Results show: The probability distribution of getting 0, 1, 2, 3, 4, 5 matches, plus bonus ball.

〰️Fourier Transform - Periodic Pattern Detection

Discrete Fourier Transform (DFT)

The Fourier Transform decomposes a time series into its constituent frequencies, revealing periodic patterns that might not be obvious.

X(k) = Σ x(n) × e^(-i2πkn/N)
Magnitude = √(Real² + Imaginary²)

We apply DFT to the sum of numbers in each draw over time. High-magnitude frequency components indicate periodic patterns.

Interpretation:

  • Peak at frequency f → Pattern repeats every (N/f) draws
  • Flat spectrum → No periodic patterns (true randomness)

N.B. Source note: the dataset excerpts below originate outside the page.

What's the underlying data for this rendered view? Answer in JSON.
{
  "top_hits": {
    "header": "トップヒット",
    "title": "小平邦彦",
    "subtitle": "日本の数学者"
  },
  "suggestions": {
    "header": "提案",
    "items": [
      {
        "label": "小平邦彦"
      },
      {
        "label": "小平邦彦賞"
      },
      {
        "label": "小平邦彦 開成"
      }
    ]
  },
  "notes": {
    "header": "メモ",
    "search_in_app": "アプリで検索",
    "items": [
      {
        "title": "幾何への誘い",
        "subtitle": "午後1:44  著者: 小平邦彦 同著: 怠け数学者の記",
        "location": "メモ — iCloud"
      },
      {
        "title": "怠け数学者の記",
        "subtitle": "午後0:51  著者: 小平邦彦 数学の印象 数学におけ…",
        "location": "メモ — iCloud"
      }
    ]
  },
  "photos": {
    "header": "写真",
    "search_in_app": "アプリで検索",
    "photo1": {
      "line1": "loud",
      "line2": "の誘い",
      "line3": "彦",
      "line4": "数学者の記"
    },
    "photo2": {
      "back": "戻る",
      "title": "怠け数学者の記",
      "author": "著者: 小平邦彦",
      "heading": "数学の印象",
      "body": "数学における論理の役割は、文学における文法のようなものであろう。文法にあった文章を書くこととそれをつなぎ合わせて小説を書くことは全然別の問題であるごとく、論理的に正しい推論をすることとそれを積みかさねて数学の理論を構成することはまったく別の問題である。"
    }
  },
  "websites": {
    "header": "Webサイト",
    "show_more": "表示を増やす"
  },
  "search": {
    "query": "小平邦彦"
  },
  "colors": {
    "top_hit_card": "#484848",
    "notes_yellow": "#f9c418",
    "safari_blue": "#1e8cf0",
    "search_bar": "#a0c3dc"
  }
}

📈Number Frequency Distribution

Chi-Square Test for Uniformity

In a truly random lottery, all numbers should appear with approximately equal frequency over a large sample size.

χ² = Σ((O_i - E)² / E)
E = (Total Draws × Balls per Draw) / Number Range

Where O_i is the observed frequency of number i, and E is the expected frequency.

Null Hypothesis: The numbers are uniformly distributed (random).

If χ² is very large and p-value < 0.05, we reject the null hypothesis, suggesting non-random patterns.

🌡️Hot & Cold Number Analysis

Recency-Weighted Scoring

"Hot" numbers have appeared frequently in recent draws, while "Cold" numbers haven't appeared for a long time.

Hot Score = Recent Frequency / Window Size
Cold Score = 1 - e^(-Gap / Average Gap)

Important Note: In truly random systems, past results don't influence future outcomes (no "memory"). However, analyzing these patterns helps understand variance and psychological biases.

This analysis is useful for educational purposes to demonstrate how gamblers often fall prey to the "hot hand fallacy" or "gambler's fallacy."